Aunque había sido contactado por los conservadores mexicanos desde 1859, el archiduque Maximiliano de Habsburgo58 arribó hasta mayo de 1864, para hacerse cargo de la corona imperial mexicana. El segundo imperio se sostuvo, en una primera etapa, por las tropas francesas y de otras nacionalidades, como los belgas enviados por Leopoldo I, suegro del novel emperador. Pero a principios de enero de 1866, Napoleón III anunció la retirada de las tropas francesas. Maximiliano, que era un liberal moderado, tuvo que aceptar el apoyo de los conservadores mexicanos. De todas formas, poco duró el imperio, pues Maximiliano cayó prisionero del general Mariano Escobedo en mayo de 1867 y, tras un juicio en el que numerosos personajes europeos pidieron clemencia, fue fusilado el 19 de junio de 1867.

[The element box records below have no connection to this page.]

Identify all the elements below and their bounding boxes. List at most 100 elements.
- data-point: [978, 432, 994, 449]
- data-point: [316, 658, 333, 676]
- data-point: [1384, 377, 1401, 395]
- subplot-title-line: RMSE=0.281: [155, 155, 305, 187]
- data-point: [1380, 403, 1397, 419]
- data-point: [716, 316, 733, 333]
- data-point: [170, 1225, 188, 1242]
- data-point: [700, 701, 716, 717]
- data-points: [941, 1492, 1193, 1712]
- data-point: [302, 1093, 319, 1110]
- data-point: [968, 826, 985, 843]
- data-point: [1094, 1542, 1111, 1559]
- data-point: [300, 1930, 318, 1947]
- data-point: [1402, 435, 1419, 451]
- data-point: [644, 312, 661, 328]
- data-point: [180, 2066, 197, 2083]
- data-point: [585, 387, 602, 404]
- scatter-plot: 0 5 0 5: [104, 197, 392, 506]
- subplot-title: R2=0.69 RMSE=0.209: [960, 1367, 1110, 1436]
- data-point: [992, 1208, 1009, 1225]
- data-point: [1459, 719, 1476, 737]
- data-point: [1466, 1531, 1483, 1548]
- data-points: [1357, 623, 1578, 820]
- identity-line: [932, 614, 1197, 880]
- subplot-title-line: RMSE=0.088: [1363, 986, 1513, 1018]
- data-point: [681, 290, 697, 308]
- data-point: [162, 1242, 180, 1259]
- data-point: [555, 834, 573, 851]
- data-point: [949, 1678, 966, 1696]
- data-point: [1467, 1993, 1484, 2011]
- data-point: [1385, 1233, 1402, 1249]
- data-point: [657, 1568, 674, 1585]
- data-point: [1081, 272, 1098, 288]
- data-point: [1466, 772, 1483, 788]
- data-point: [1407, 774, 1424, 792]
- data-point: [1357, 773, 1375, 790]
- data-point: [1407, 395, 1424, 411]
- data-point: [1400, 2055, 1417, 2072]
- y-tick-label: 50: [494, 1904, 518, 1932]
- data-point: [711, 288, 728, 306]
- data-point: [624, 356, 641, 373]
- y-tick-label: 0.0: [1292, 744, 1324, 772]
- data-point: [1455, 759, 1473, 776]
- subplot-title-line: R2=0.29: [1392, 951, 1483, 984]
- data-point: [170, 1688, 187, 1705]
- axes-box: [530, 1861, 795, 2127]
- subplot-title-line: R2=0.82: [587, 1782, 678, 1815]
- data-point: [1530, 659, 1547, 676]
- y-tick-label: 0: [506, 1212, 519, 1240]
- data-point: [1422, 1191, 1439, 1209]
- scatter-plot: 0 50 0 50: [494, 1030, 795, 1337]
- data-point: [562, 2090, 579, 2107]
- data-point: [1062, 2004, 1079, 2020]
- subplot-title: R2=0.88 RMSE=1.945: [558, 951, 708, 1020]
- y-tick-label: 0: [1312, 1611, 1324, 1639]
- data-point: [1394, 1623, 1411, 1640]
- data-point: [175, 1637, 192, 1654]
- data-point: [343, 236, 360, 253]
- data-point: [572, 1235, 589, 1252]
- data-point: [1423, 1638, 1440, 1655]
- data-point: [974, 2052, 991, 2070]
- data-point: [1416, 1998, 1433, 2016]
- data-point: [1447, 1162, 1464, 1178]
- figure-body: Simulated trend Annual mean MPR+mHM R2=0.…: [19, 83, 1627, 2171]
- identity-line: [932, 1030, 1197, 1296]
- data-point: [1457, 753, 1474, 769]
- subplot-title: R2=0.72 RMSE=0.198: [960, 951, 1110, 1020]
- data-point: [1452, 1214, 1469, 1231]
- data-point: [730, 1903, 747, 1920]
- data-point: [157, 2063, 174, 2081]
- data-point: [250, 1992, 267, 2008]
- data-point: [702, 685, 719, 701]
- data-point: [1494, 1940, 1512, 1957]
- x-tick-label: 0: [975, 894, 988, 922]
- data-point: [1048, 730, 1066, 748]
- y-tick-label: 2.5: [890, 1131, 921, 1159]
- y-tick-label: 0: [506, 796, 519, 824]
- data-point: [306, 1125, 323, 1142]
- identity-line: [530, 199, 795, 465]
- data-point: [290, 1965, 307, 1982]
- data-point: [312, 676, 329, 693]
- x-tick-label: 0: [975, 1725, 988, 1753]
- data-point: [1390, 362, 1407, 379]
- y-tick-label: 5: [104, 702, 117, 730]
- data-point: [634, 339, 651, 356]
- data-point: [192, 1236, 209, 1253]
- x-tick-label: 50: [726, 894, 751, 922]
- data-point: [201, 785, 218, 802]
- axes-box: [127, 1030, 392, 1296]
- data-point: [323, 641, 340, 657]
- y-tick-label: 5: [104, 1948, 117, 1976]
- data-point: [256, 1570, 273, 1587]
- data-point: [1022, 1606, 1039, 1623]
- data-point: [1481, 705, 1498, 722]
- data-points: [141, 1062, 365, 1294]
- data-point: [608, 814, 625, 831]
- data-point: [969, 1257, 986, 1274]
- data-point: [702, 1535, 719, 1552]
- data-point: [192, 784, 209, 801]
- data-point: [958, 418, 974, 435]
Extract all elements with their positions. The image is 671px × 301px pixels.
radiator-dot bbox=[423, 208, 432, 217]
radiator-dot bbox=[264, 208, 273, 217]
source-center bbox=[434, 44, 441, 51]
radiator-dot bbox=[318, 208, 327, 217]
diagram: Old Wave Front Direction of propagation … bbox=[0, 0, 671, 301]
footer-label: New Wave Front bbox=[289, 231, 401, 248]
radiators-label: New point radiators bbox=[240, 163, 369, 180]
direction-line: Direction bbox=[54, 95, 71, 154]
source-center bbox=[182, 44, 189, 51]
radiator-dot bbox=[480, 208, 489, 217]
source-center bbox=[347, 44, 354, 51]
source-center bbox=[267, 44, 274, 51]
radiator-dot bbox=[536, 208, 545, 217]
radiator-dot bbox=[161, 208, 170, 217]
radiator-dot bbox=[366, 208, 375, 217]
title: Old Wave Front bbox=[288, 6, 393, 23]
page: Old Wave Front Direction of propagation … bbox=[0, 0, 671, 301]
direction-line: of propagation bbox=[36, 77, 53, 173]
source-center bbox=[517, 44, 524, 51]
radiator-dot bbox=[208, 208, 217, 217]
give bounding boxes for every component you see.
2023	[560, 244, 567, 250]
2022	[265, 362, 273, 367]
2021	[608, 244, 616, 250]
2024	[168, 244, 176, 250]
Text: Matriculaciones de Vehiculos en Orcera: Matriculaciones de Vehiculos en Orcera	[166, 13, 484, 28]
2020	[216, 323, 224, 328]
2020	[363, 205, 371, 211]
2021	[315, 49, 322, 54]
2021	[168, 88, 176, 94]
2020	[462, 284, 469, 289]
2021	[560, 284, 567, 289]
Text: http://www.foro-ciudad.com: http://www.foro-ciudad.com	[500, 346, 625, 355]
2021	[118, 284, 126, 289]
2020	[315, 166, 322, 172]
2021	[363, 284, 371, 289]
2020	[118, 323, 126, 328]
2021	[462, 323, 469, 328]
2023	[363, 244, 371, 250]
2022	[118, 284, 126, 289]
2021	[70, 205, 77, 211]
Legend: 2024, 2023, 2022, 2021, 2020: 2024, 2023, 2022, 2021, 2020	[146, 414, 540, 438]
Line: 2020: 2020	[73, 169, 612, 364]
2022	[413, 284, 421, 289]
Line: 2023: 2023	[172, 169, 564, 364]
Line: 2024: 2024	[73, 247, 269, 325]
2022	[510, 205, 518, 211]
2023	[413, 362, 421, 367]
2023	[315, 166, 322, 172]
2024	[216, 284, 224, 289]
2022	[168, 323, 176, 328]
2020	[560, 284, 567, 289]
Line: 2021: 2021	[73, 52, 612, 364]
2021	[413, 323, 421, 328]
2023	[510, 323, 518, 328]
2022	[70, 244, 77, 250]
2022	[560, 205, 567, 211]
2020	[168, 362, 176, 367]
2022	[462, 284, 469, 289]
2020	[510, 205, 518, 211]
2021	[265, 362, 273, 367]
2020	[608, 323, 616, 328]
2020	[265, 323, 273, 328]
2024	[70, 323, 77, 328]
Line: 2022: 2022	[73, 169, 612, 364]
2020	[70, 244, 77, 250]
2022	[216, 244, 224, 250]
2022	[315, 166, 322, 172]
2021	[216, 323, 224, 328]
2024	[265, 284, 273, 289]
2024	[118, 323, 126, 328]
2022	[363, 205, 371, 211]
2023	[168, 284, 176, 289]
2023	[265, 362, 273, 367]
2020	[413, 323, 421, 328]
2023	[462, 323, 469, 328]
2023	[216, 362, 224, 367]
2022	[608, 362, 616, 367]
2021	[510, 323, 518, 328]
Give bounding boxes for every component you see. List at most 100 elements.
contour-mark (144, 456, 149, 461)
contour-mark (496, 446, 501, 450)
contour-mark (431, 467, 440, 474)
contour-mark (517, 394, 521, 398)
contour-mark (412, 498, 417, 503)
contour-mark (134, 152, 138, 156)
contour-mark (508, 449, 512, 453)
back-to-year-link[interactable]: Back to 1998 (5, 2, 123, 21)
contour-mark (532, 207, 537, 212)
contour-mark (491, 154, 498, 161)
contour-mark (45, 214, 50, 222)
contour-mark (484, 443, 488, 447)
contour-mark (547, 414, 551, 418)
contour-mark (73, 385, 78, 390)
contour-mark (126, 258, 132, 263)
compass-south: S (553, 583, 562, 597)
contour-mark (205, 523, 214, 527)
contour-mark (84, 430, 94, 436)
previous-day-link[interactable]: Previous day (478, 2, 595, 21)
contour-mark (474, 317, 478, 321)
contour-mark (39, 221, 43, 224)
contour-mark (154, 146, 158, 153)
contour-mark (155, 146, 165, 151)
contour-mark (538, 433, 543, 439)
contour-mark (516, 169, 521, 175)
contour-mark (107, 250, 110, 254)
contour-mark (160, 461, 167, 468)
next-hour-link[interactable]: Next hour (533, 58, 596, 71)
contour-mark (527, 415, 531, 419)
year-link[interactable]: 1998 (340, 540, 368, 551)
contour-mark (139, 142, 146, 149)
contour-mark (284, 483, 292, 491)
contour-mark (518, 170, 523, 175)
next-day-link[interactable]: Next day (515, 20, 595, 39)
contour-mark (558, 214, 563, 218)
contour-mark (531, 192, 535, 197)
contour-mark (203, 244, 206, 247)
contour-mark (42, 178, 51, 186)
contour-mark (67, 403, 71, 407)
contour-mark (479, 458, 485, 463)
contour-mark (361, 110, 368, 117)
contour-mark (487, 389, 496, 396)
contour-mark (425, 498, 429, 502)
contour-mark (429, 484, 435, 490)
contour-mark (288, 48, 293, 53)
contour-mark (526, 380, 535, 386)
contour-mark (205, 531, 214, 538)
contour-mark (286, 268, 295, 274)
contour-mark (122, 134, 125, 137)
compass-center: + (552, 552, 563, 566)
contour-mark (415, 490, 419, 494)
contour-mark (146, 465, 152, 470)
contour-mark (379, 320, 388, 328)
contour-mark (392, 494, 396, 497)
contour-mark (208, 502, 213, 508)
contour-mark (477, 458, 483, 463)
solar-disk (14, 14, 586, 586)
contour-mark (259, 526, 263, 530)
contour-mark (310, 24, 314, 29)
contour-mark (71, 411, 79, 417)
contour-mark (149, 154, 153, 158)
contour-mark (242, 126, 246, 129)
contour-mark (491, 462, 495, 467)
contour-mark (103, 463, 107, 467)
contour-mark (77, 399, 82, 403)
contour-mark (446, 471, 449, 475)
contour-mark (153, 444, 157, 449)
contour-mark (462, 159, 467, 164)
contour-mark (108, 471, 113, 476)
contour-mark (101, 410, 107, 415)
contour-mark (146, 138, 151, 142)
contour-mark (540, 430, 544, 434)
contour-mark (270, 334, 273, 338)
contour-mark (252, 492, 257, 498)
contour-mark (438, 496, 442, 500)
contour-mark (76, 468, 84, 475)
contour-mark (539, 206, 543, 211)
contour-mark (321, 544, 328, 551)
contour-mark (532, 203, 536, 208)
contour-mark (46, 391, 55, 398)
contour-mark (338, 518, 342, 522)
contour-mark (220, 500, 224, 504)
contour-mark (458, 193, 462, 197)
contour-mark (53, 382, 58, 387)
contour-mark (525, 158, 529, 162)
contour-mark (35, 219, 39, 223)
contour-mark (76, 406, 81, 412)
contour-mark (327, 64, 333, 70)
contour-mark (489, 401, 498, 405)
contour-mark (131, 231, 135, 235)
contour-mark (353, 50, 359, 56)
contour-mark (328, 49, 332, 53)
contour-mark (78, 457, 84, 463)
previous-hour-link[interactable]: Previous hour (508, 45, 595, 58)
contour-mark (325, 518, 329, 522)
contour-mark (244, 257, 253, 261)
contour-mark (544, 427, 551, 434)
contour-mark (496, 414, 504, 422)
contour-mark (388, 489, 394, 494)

Según escribió en una carta el rey Leopoldo de Bélgica a su hija Carlota, la misión aceptada por Maximiliano no era un acto de ambición, sino de simple caridad: "una vez que estéis firmemente establecidos en México, es probable que una gran parte de América se ponga bajo vuestro gobierno". No obstante, el imperio gobernado por Maximiliano y Carlota nunca dejó de ser un proyecto.

El llamado "segundo imperio" ocurrió en la época del romanticismo. Tal vez sea por ello que todos los actores han quedado impregnados por el halo de la época. Los liberales, encabezados por Juárez, suelen ser caracterizados como héroes de la resistencia, de la defensa de la patria. De esta época es la imagen de Benito Juárez con su levita negra, algo raída, montado en su carruaje, desplazándose por los sinuosos caminos mexicanos y encarnando en su persona la defensa de la República. El emperador suele representarse como un soñador que retomaba la historia de sus antepasados, entre ellos Carlos V, y que buscaba el bienestar del pueblo mexicano. La emperatriz Carlota ha sido vista como una mujer que luchó en las cortes europeas por mantener vivo el imperio, "la única mujer que ha dormido en el Vaticano", suele decirse, y su posterior "locura" ha inspirado a más de un escritor, como Fernando del Paso, autor de Noticias del Imperio.59 Napoleón III aparece como el villano que engañó a España e Inglaterra en las reclamaciones tras la suspensión de pagos mexicana, el que engañó asimismo a Maximiliano, ofreciéndole la corona sin hacerle ver la verdadera situación mexicana, el político oportunista que supo retirarse tras el final de la guerra de secesión estadunidense. Y los militares, sobre todo belgas y mexicanos, suelen caracterizarse como hombres de honor, valientes guerreros, imágenes que, por cierto, beneficiaron a Porfirio Díaz años más tarde.

Es posible que estas caracterizaciones contengan mucho de verdad, pero también es cierto que la intervención francesa y el segundo imperio constituyeron un capítulo más del enorme esfuerzo francés por no quedarse a la saga de Inglaterra y por detener el evidente expansionismo estadunidense. El resultado favoreció, de manera inmediata y sin ninguna duda, a Inglaterra, que se convertía en la nación más poderosa del planeta; y también a Estados Unidos, que devino actor de primer orden en la política latinoamericana.